Lisa Mulcahey, outgoing school PTA president, said she was horrified when her 6-year-old son talked of pet “gerbils” he saw scurrying around the floor. The gerbils turned out to be mice.

Mulcahey also said teachers complained during summer school of mouse droppings on desks and in drawers.

“It’s a brand new building. It’s ridiculous,” Mulcahey told the Boston Herald.

Capuano principal Susan Collins, a 30-year-old school veteran who took over as principal in July, said that teachers recently told her the problems were so bad that mice were “literally running across the floors in a classroom.”

Three weeks ago, school officials filed a pest management report with the state, listing “rats and mice” as pests that have “historically and/or currently been a problem” at Capuano.
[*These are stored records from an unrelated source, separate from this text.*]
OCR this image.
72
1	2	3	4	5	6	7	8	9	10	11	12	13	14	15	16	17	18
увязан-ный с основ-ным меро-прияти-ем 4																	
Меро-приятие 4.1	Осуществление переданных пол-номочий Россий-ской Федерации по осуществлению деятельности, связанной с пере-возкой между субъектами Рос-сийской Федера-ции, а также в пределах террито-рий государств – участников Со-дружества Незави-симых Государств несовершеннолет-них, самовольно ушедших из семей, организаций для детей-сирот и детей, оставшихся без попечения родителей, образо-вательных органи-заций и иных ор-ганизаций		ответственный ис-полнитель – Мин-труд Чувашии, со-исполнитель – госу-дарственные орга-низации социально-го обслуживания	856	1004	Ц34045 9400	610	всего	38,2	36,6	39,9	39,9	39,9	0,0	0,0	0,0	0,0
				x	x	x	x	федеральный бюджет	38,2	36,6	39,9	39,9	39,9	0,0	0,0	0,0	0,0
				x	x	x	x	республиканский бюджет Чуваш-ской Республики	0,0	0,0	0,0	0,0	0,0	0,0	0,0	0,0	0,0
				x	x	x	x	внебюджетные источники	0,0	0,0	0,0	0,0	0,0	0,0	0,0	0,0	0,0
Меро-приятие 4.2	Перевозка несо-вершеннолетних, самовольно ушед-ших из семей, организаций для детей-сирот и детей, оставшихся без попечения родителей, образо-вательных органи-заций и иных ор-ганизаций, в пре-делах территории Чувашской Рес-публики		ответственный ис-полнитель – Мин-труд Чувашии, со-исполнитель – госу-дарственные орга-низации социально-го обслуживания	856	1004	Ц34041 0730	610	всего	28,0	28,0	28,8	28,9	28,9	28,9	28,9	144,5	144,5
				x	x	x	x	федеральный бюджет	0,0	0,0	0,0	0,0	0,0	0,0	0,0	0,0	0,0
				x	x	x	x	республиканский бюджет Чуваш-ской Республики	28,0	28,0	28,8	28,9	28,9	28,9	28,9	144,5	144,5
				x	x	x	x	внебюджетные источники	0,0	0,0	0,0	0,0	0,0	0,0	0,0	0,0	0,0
Collins also said in the past week she has met with the local board of health and top maintenance officials to attack the problem of mice.

Mike Foley, who managed the school’s construction and now oversees maintenance of Somerville’s school facilities, initially said there were no problems, the Herald said, but later blamed the mice infestation on teachers leaving food out.

A spokesman for Mayor Joseph Curtatone said he has been so upset with overall maintenance at the city’s schools that he won the right in July to have custodians under city jurisdiction.

“We don’t underestimate that there is a problem (at Capuano) that needs to be addressed,” said mayoral spokesman Mark Horan. “The mayor is vehement about doing that.”

The school, which houses 400 children ages 3 to 7, opens for the new school year on Sept. 8.